ExxonMobil welcomed the Supreme Court's announcement. "This case has never been about compensating people for actual damages. Rather it is about whether further punishment is warranted in a case where a company voluntarily compensated most plaintiffs within a year of the spill, and has spent over $3.5 billion, including compensatory payments, cleanup payments, settlements and fines. We do not believe any punitive damages are warranted in this case," it said in a statement on Oct. 29.
Alaska Gov. Sarah Palin called the high court's decision to hear the appeal "a kick in Alaskans' collective gut." The fishing industry and coastal communities of Prince William Sound still have not recovered, she continued in a statement issued in Juneau on Oct. 29. "It seems to be a case of justice delayed is justice denied. I believe this has gone on too long," Palin said.
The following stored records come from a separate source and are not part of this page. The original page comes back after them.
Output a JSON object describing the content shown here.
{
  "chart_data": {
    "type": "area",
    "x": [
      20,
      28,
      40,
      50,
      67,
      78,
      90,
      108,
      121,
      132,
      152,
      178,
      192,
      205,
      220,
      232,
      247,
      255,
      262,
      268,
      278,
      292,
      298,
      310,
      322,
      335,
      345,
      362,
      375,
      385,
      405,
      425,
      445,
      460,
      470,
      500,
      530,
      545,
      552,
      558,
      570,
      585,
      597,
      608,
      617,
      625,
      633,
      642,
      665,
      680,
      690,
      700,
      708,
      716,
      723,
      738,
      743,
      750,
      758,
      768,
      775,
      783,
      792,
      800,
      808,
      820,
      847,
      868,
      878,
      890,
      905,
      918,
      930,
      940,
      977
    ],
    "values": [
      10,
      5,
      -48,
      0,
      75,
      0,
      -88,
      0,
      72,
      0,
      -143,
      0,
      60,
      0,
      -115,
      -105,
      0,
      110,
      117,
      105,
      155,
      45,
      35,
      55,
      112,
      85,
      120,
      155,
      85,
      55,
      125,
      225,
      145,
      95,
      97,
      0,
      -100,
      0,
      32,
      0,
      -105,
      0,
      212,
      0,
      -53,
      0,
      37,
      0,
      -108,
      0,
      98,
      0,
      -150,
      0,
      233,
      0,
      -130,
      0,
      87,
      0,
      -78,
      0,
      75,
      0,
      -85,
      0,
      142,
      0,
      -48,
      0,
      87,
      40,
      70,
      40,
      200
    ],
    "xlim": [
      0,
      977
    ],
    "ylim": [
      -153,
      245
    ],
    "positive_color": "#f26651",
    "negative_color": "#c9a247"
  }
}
ExxonMobil said a large number of trade associations filed briefs in support of its appeal, an indication of the business community's concern about the case. The maritime industry also is watching it closely, the company said.
"It is important that the Supreme Court hear this case to provide guidance to the lower courts on the application of punitive damages. It is also important for the Supreme Court to uphold long-standing maritime law that provides that ship-owners are not liable for punitive damages based upon conduct by the ship-master who disregarded the owner's rules and policies," ExxonMobil said.